27 maggio 2020

il languore e la passione di GIANNI MINÀ, Storia di un boxeur latino

Ma quanto è bella questa autobiografia di Gianni Minà.
Sono pillole di memoria distillate in brevissimi capitoli di due/tre pagine l'uno, che corrono lungo l'arco di una vita vissuta pienamente e con raro senso della passione, della ricerca.
All'inizio, al lettore distratto potrebbe sembrare un elenco di vanità; e, invece, siamo di fronte a un movimento rotatorio degli occhi che insegue sensazioni che raccolgono sorrisi e piaceri e cose semplici o esperienze fulminanti o luci flebili o rumori violenti. 

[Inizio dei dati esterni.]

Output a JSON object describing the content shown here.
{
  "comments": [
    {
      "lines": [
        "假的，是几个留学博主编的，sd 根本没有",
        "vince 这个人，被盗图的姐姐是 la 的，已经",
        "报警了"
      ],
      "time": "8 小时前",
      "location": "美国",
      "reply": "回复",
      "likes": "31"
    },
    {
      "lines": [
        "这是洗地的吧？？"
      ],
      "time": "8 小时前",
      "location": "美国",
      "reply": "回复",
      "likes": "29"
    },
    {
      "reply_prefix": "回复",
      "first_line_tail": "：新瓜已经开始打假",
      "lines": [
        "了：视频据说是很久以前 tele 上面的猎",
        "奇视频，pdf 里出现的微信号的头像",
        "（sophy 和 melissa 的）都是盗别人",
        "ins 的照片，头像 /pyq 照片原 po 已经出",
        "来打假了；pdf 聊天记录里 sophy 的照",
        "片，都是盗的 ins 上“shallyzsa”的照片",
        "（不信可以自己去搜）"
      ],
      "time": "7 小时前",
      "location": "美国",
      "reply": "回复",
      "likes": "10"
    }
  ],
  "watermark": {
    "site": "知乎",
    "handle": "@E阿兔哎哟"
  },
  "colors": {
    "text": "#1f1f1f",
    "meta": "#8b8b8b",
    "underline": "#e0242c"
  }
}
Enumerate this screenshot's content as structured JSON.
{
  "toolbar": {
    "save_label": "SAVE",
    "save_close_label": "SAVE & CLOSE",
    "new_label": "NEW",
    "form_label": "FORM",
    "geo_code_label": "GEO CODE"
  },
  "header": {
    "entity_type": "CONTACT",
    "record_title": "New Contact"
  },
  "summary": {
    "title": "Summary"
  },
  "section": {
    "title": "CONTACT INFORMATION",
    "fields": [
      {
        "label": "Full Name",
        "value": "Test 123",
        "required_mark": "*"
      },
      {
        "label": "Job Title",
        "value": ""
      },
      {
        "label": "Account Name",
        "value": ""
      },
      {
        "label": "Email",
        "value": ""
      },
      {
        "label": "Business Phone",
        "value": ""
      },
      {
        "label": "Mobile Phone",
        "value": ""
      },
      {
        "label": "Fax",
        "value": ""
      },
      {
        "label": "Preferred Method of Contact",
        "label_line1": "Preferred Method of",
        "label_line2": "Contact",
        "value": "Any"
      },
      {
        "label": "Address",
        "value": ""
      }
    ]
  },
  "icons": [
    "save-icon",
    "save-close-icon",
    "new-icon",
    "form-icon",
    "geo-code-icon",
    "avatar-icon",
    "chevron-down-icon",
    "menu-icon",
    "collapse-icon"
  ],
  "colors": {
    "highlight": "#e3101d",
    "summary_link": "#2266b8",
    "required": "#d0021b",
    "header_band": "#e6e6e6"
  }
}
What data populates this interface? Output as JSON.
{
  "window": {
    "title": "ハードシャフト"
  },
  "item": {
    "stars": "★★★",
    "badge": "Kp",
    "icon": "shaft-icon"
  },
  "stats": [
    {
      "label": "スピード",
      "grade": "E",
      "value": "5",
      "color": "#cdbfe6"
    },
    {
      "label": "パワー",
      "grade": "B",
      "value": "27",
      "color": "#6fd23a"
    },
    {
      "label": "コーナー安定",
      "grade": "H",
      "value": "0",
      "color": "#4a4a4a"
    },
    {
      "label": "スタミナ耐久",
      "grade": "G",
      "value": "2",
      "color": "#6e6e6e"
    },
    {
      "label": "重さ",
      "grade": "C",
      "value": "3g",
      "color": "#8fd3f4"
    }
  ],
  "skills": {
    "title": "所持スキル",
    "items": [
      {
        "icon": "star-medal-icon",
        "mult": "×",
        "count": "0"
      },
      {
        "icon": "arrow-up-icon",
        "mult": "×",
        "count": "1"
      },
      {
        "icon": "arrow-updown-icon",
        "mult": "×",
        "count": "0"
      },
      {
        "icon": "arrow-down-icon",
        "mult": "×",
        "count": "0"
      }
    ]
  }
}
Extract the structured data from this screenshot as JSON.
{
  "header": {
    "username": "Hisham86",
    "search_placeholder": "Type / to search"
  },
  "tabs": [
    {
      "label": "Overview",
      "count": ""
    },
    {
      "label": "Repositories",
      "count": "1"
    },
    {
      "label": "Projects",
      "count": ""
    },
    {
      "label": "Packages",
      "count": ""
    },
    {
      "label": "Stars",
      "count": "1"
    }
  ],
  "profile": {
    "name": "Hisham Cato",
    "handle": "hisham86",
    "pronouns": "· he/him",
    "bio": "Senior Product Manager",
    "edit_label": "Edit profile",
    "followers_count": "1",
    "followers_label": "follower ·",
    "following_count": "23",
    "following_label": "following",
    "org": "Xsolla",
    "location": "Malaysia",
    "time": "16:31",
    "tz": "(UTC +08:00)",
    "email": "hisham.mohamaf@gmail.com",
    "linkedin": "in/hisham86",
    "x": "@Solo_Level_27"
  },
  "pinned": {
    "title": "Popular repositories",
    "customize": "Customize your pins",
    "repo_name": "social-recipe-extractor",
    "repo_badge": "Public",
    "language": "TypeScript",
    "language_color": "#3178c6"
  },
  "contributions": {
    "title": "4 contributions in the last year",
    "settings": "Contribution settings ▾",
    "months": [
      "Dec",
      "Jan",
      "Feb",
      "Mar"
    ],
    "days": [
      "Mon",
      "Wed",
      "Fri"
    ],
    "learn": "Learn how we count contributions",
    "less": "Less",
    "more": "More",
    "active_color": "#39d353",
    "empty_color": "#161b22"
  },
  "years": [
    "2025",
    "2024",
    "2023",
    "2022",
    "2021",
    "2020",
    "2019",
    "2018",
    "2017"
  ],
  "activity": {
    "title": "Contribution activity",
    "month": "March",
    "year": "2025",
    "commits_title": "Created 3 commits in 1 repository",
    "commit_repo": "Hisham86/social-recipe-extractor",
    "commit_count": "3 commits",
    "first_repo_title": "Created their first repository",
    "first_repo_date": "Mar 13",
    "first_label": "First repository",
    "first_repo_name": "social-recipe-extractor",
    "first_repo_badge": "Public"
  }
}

È un continuo susseguirsi di Storia e storie, in cui ci si perde con voluttà e dolcezza, vivendo, insieme a questo antieroe della televisione, alcuni dei momenti più belli del secondo Novecento, quando ancora la Macchina non aveva sostituito l'Entusiasmo.
Ho scritto "antieroe" perché Minà è piccolo, tondo, con un difetto di pronuncia che non l'ha mai fermato, con una voce che sembra provenire dai meandri di una cantina dimenticata, cui non daresti un euro di coraggio, ma che invece ha solcato mille tra cieli e mari pur di guardare oltre la facciata delle dittature o delle sofferenze umane.
Ogni persona è unica, e non c'è niente di più unico che essere raccontati da Gianni Minà: diventi mito, mito umano quindi credibile, mito irripetibile quindi da leggere, mito fragile e però mito; perché quando incontri Castro o Mennea o Alì o De Niro, cosa puoi fare se non sorridere e fare quella domanda che non verrebbe in mente a nessun giornalista ma che in realtà pende dalla bocca del lettore sconosciuto?
Minà è uno di noi, ma più colto, più vivo e più coraggioso. E non c'è giorno che chi ha seguito i suoi lavori non lo rimpianga, dentro questa Rai così plastificata e dedita solo alla sopravvivenza dei suo miti, che mito è stata solo grazie a professionisti come Minà.
È bella questa autobiografia e ve la consiglio vivamente.